Where does the accuracy actually go?
Quantization compresses the space between vectors, so documents with genuinely different similarities start to tie. For the clear winners, the passages obviously close to the query, the ordering survives even harsh compression. For the marginal candidates ranked 50–200, ties break randomly. Naively returning quantized scores as final rankings surfaces that tail noise; using them only to build a candidate set hides it.

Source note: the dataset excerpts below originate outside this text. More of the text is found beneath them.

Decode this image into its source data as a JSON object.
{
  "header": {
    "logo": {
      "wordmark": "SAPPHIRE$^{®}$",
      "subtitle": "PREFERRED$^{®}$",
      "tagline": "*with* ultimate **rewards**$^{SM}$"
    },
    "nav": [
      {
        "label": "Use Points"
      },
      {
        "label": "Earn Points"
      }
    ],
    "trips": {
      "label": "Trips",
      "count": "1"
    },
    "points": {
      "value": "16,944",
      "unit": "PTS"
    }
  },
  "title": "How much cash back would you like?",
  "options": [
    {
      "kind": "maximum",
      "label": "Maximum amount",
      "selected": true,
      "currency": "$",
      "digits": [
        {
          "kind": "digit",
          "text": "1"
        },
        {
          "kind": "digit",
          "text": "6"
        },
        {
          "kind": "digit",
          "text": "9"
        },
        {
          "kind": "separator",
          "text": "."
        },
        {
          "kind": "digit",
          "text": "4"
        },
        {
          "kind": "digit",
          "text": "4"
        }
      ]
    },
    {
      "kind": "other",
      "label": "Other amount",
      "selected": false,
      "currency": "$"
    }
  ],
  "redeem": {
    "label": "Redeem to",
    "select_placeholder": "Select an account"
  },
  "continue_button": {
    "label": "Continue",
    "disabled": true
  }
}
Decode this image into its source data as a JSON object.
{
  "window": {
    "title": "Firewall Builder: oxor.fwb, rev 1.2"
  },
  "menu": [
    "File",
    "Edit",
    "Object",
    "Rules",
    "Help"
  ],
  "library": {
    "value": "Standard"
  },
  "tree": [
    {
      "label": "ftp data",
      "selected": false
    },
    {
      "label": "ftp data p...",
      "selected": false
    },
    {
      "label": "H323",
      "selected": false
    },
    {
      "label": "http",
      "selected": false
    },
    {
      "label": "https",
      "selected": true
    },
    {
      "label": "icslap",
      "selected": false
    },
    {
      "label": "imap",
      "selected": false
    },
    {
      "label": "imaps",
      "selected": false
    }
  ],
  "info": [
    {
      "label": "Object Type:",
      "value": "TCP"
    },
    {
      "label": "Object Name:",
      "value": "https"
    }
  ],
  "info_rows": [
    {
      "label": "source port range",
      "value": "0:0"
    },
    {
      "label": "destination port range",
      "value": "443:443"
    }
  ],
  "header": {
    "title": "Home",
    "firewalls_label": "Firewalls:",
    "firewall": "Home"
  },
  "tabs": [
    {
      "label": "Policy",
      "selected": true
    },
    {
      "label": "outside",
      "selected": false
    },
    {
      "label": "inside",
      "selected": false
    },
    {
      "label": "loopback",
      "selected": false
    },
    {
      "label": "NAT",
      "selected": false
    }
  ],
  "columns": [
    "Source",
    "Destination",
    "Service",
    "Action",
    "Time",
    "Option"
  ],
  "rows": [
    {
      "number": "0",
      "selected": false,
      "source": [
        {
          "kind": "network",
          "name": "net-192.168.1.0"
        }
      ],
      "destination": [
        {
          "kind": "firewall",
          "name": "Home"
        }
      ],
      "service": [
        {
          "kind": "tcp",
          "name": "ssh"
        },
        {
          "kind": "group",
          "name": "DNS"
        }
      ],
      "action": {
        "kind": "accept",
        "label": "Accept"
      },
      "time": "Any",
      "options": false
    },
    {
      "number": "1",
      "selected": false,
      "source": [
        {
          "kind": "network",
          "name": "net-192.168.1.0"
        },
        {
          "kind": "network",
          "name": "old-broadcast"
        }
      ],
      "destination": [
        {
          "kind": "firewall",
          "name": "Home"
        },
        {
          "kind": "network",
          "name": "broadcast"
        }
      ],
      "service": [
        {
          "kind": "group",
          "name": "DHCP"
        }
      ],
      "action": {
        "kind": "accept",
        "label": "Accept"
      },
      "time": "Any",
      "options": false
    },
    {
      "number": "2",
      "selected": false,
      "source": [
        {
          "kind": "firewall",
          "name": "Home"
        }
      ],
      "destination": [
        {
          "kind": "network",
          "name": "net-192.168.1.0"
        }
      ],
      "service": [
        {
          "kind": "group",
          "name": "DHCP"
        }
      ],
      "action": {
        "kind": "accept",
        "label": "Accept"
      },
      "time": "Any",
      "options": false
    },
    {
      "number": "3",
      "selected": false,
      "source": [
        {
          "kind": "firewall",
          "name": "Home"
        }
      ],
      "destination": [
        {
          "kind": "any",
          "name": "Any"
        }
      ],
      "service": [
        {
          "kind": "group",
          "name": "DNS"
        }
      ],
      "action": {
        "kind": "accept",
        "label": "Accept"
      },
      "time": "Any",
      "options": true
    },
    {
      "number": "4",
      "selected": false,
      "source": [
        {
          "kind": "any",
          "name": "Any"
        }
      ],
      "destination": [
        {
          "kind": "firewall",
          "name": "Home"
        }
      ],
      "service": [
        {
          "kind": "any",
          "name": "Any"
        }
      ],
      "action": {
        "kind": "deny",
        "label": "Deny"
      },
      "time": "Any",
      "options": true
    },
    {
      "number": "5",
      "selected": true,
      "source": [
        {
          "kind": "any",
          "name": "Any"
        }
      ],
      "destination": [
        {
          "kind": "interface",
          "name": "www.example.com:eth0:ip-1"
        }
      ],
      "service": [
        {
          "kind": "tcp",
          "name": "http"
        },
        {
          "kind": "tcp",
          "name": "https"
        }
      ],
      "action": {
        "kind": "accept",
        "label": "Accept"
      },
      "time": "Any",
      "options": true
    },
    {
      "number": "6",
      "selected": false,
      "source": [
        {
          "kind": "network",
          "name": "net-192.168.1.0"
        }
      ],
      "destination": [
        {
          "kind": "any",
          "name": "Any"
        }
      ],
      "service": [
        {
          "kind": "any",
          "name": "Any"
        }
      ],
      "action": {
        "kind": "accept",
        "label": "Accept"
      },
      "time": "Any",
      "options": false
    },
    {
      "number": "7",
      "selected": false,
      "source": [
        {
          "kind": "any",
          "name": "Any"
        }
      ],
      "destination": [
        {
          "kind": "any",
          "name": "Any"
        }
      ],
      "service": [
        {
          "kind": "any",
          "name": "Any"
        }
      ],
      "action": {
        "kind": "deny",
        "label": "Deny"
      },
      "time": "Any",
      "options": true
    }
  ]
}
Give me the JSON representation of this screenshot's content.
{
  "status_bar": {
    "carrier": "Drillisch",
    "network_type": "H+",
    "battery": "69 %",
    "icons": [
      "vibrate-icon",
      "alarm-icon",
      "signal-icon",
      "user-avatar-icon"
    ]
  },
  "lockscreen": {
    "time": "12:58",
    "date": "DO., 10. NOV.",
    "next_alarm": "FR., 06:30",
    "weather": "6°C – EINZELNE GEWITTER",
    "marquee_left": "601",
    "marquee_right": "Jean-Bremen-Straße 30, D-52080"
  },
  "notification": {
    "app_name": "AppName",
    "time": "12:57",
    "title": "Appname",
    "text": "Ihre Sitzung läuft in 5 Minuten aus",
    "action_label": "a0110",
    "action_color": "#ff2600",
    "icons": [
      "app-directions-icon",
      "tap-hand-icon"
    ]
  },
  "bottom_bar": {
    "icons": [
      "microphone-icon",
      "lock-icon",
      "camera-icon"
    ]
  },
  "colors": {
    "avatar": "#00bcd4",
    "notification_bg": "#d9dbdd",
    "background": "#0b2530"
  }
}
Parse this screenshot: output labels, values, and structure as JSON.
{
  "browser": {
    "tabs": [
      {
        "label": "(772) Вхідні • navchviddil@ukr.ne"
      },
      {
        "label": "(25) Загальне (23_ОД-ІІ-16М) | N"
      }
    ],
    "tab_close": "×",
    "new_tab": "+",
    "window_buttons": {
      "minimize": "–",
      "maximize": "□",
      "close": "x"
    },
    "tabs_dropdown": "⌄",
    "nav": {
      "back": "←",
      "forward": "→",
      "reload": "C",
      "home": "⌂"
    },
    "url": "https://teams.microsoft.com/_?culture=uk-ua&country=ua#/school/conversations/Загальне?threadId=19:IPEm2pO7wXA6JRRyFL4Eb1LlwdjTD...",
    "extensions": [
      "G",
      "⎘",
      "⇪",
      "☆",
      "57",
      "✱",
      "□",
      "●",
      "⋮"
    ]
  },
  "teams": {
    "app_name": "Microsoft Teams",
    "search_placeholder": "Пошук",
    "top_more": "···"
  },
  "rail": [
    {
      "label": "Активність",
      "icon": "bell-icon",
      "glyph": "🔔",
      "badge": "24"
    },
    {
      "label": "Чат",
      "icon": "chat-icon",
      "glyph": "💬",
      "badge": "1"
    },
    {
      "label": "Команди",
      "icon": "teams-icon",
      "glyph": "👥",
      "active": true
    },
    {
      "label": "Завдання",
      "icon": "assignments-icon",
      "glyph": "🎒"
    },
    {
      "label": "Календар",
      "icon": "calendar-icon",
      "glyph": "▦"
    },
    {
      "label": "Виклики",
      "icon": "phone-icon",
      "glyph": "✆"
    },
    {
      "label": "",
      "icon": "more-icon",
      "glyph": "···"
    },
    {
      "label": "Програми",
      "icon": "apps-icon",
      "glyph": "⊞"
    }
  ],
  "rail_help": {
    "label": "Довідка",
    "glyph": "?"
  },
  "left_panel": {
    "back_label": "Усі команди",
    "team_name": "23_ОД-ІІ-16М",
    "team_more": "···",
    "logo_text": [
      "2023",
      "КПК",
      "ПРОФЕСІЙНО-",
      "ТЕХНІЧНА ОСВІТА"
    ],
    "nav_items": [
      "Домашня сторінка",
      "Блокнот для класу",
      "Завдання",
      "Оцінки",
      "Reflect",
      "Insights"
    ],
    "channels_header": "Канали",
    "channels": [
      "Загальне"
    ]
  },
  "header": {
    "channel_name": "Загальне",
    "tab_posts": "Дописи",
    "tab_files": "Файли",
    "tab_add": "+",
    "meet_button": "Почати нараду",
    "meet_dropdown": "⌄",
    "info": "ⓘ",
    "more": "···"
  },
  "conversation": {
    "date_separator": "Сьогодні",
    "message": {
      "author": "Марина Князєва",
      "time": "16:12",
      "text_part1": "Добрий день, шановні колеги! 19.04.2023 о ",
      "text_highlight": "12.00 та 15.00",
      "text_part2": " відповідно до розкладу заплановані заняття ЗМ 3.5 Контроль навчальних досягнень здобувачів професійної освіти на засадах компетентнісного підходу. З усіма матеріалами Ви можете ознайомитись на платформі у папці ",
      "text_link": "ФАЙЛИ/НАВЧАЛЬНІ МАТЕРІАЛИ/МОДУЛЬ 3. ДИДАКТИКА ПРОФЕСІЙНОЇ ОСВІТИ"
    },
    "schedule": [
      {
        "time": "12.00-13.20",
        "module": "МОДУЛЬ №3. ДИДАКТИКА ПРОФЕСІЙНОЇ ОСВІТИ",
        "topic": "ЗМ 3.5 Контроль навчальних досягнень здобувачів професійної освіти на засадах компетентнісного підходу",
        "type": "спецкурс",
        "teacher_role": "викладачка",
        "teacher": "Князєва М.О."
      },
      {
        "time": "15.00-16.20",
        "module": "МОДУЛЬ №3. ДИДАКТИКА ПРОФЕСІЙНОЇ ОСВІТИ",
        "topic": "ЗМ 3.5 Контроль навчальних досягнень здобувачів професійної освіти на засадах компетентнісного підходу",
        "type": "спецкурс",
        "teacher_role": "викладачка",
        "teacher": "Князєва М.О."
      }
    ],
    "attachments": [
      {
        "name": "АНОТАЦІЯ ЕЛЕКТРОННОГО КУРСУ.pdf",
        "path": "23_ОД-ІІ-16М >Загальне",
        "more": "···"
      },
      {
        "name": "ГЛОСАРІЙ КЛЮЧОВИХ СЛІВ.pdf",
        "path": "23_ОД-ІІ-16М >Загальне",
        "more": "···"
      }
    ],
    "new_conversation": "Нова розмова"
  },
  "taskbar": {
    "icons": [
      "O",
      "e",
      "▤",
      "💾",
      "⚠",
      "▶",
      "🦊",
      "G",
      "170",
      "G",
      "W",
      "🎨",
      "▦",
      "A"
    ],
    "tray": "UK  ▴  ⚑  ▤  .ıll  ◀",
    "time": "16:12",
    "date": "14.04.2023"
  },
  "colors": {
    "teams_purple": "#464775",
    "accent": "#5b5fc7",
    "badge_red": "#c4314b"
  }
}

Why does rescoring fix it?
Rescoring works because the candidate set only needs to contain the right documents, not order them. If the true top-10 reliably lands somewhere in the quantized top-100, exact rescoring of 100 vectors (trivial compute) reconstructs the true order. You keep quantized speed on the expensive full-corpus scan and pay full precision only on a shortlist.
Whole corpus
quantized scan, fast
Candidate top-100
right docs present, order noisy
Rescore at full precision
True top-10
How far can you push it?
You can push surprisingly far: binary quantization stores one bit per dimension (a 32× reduction over float32), and Hamming distance over binary codes is fast enough to scan huge candidate sets, with rescoring cleaning up the ranking. TopK's production kernel makes the point concrete: hand-optimized ARM NEON code sustains nearly 350 GB/s of Hamming-distance throughput (measured July 2025, ~15× the scalar baseline on a single thread), which is what makes brute-force scanning of binary candidates viable at billion scale.
When should you be careful?
Measure recall on your data before trusting any compression level: out-of-distribution embeddings and very anisotropic spaces quantize worse than benchmark datasets suggest, and the fix (a larger candidate set) costs some of the speed back. The knob is candidate-set size; tune it against a fixed recall target, not by feel.